A Petrobras, entretanto, garantiu que não haverá demissões. “Conforme divulgado ao mercado em 26 de março último, diante da pandemia da Covid-19 que gerou forte redução nos preços de petróleo, a Petrobras adotou uma série de ações para reforçar sua solidez financeira e a resiliência dos seus negócios. Uma dessas ações foi a hibernação de plataformas em campos de águas rasas das bacias de Campos, Sergipe, Potiguar e Ceará. Não houve ou haverá demissões de empregados da Petrobras que trabalhem nessas plataformas, mas sim remanejamento para outras áreas ou saídas por PDV caso haja interesse do empregado”.
Novela dos royalties
Os entes não produtores cresceram o olho para os repasses desde a descoberta do pré-sal, em 2007, e a novela sobre a redistribuição se arrasta desde março de 2010, quando o deputado Ibsen Pinheiro (MDB-RS) apresentou emenda a um projeto de lei, estabelecendo a partilha igualitária dos recursos entre todos os municípios e estados do país, a chamada Emenda Ibsen.

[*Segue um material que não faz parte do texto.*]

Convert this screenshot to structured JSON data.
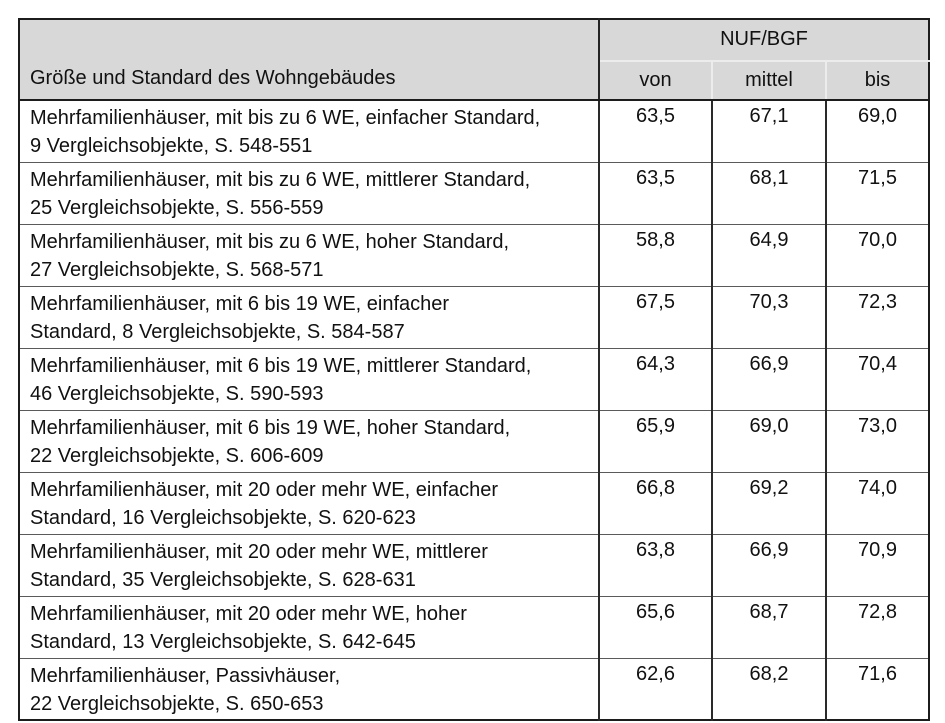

A argumentação abraçada pela CNM tem como princípio a ideia de que o petróleo pertence à União e, por isso, os dividendos devem ser divididos. Por outro lado, os produtores dizem que o ônus da exploração fica com a região, inclusive com eventuais danos ambientais e sociais.
Em dezembro de 2010, o presidente Luiz Inácio Lula da Silva (PT) sancionou a legislação, mas vetou a Emenda Ibsen. Após mais alguns anos de discussões, o Congresso aprovou, em 7 de março de 2013, a total redistribuição dos royalties do petróleo. Mas, em 18 de março daquele ano, a ministra do STF Cármen Lúcia concedeu uma liminar, após ADI do então governador Sérgio Cabral (MDB), para suspender as novas regras aprovadas pelo Legislativo.
Na decisão, a ministra ressaltou que a alteração das regras relativas ao regime de participação no resultado da exploração de petróleo ou gás natural ou da compensação pela exploração, sem mudança constitucional do sistema tributário, afeta o frágil equilíbrio federativo nacional e desajusta o regime financeiro dos entes federados.
Desde então, não produtores e produtores travam uma guerra jurídica.